Maybe some of you have noticed how quickly Roy Blunt fell in line with GOP obstructionism when it came to the potential Senate blockade of Obama nominees for the now vacant Scalia seat on the Supreme Court. He joined the line post-haste to echo the party approved and constitutionally unsupported argument that the Senate should “defer action” until “a new president selects someone for the vacant seat.” Shoot. I voted for this president just so he could fulfill all his constitutionally mandated duties, including filling vacant Supreme Court seats. Does Senator Blunt stop voting on legislation because he is in the last year of his elected position in the Senate?
It’s not surprising that calls to Blunt to do his constitutionally mandated job and fairly evaluate the legal qualifications of a presidential nominee slide right off his back. His main constituents (pdf) have always been the army of corporate lobbyists and cronies that have financed his aspirations for power in a Big GOP Government, one that works for Big Business, Big Oil and their like. It’s certainly not been me and you.
There’s plenty of speculation that U.S. House Majority Leader, Mitch McConnell, who serves the same group of corporate constituents, is willing to sacrifice his Senate majority to keep the court in right-wing legal hands – and why not? Control of the Court with its ability to assure a corporate friendly environment is what it’s been all about in the first place. The big goal of rolling back the New Deal and restoring the depredations of the Gilded Age has animated the corporate purchase of the GOP for years and it is now tantalizingly within reach.
However, I wonder if Senator Blunt will remain willing to go along when it’s clear he won’t necessarily get along. I bet he doesn’t want his to be one of those Senate seats that goes bye-bye. And yet … Daily Kos’ Joan McCarter reports today that PPP polling shows him to be one of the vulnerable:
… . Their new polling in four swing states suggests that it’s not just the blue state Republicans who need to be worried. John McCain in Arizona, Chuck Grassley in Iowa, Roy Blunt in Missouri, and Richard Burr in North Carolina all face re-election this year, and all are facing majorities of voters who want to see the Senate do its job.
She quotes statistics from the PPP poll, adding that “PPP finds that voters are particularly upset with the idea that these senators are blockading any nominee, and not at least waiting to find out who Obama puts forward”:
All these Senators start out with pretty mediocre approval ratings. John McCain’s approval is a 26/63 spread, Roy Blunt’s is 25/48, and Richard Burr’s is 28/44. Only Chuck Grassley within this group is on positive ground and his 47/44 spread is down considerably from what we usually find for him as he loses crossover support from Democrats because of his intransigence on the Supreme Court issue. Further making life difficult for this quartet is the incredibly damaged brand of Senate Republicans. Mitch McConnell is vastly unpopular in these four states, coming in at 11/63 in Iowa, 16/68 in Arizona, 16/69 in Missouri, and 19/65 in North Carolina. McConnell will be an albatross for all Senate Republicans seeking reelection this fall.
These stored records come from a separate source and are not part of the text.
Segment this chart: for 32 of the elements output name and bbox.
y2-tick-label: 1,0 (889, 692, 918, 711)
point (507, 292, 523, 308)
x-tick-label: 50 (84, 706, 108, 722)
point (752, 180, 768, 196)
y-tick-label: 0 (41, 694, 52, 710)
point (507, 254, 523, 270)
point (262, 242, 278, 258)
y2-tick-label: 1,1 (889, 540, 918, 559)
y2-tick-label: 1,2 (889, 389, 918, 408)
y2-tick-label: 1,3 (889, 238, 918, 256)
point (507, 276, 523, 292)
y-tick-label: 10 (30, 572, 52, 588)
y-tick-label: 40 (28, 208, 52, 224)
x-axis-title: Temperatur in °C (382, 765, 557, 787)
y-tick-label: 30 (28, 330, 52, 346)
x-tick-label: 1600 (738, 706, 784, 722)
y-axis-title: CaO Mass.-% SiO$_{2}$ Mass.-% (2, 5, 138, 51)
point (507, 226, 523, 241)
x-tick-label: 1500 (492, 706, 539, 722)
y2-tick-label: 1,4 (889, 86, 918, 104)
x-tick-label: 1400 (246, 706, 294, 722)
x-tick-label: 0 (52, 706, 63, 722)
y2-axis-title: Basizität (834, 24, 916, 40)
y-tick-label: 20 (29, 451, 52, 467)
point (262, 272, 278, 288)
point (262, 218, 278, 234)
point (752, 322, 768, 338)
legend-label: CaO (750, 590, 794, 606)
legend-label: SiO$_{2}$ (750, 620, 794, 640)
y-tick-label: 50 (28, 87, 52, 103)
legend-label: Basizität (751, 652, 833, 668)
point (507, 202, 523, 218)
And guess what? If Blunt doesn’t want to do his job, Missouri Democrats have got a real contender who is willing to take up the task. Jason Kander is the strongest opponent he’s had in a long time – no more Robin Carnahans trying ineptly to talk out of the center of their mouths, alienating Democrats who are increasingly disabused of their supposed love affair with reasonable-sounding but empty centrist pablum. I do admit that Kander can find the center when he thinks he needs to, but that’s just the way it is in Missouri, and I’m willing to bet that there’s no way he’ll kiss-up as much as Carnahan promised to do, and, as Claire McCaskill tends to do when it comes to colossally stupid ideas like budget caps, cutting Social Security benefits, and killing environmentally responsible legislation that might upset coal-burning Missouri utilities.
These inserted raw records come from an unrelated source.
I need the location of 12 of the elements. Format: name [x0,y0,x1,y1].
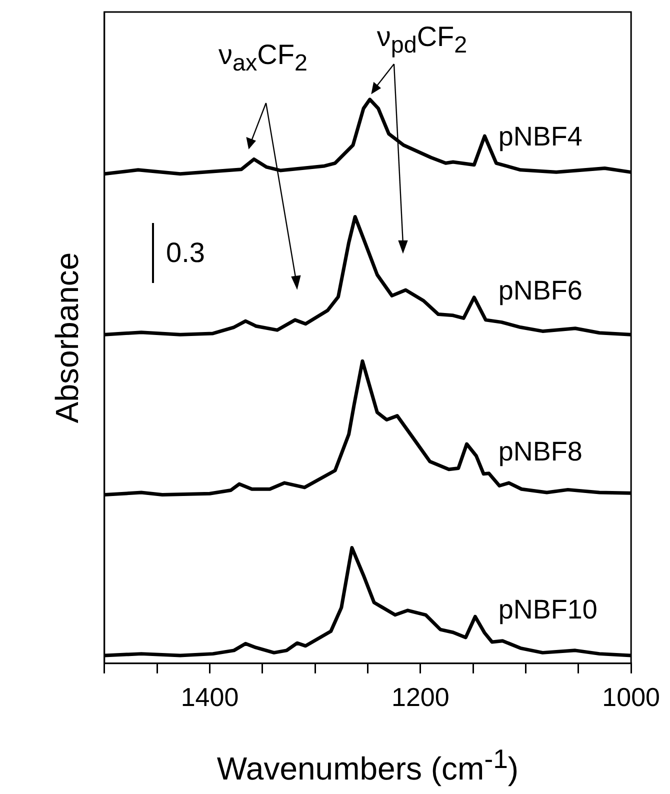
x-tick-label: 1400 [180,682,239,712]
annotation: 0.3 [166,237,205,268]
x-tick-label: 1200 [391,682,450,712]
y-axis-title: Absorbance [49,252,86,424]
x-tick-label: 1000 [602,682,660,712]
text: ν$_{ax}$CF$_{2}$ [218,39,308,76]
series-label: pNBF8 [498,436,582,466]
text: ν$_{pd}$CF$_{2}$ [376,21,468,58]
series-label: pNBF10 [498,594,598,624]
series-label: pNBF4 [498,122,582,152]
x-axis-title: Wavenumbers (cm$^{-1}$) [216,744,519,788]
series-label: pNBF6 [498,276,582,306]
So tell Roy to do his job. If he doesn’t want to, tell him to retire and finally, openly, go to work for the guys who’ve had him on their payroll all these years. Sure, he won’t be a big Washington hotshot anymore and probably won’t be able to use his influence for the lobbyist kiddies and wife as he has done in the past, but, hey, he can take the big bucks home when he doesn’t have to use them to fuel his upward movement in the GOP power structure. His climb probably peaked in the House DeLay years anyway. He may have hit the Tea Party ceiling.
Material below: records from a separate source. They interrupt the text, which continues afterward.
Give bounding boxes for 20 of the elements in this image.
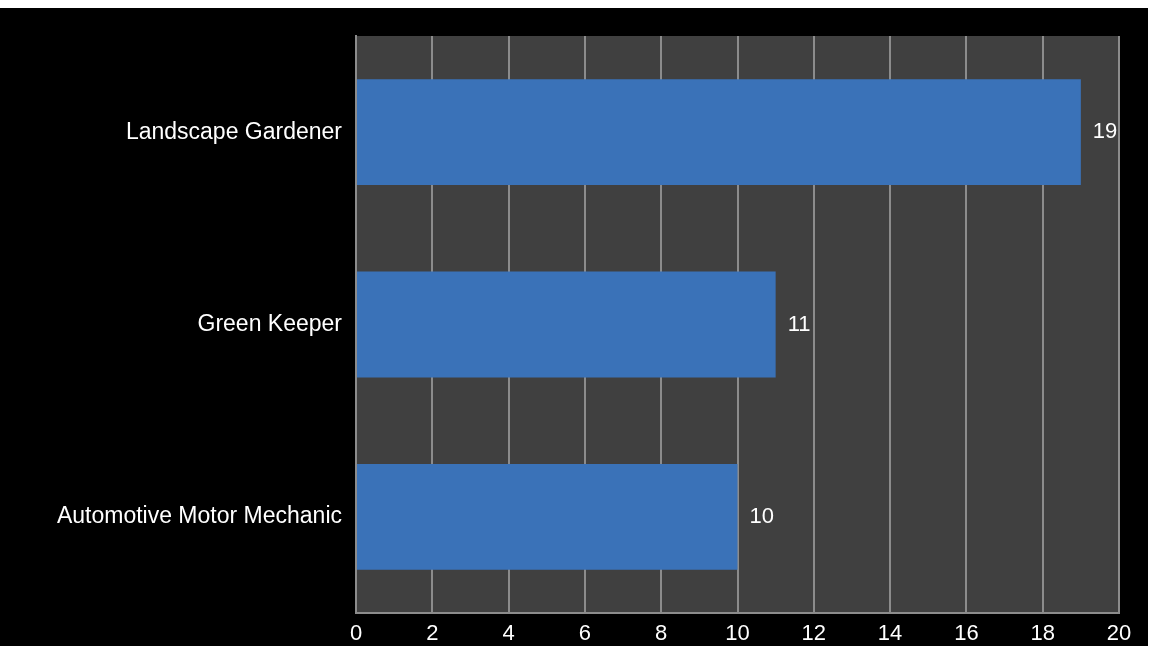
y-tick-label: Landscape Gardener: [125, 117, 343, 144]
x-tick-label: 8: [655, 620, 668, 646]
x-tick-label: 0: [349, 620, 363, 646]
x-tick-label: 14: [877, 620, 903, 646]
x-tick-label: 20: [1106, 620, 1132, 646]
x-tick-label: 6: [578, 620, 592, 646]
bar: [357, 271, 776, 378]
x-tick-label: 4: [502, 620, 515, 646]
x-tick-label: 16: [954, 620, 979, 646]
data-label: 11: [787, 310, 811, 336]
x-tick-label: 12: [801, 620, 827, 646]
x-tick-label: 2: [426, 620, 439, 646]
x-tick-label: 10: [725, 620, 750, 646]
bar: [357, 463, 738, 570]
y-tick-label: Green Keeper: [197, 309, 343, 336]
x-tick-label: 18: [1030, 620, 1055, 646]
y-tick-label: Automotive Motor Mechanic: [56, 502, 342, 529]
data-label: 19: [1092, 118, 1118, 144]
data-label: 10: [749, 502, 774, 528]
bar: [357, 79, 1081, 186]
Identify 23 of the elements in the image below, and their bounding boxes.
My suggestion: Make a phone call or write an email to ol’ Roy. Give him this message:
–Do your job.
–If you don’t want to do it, quit – and don’t let the door hit you on your way out.
— If you don’t want to quit, we know how to show you that very door – and we’ve got somebody ready to take your place who might decide to work for everyday Missourians. And what a novelty that would be.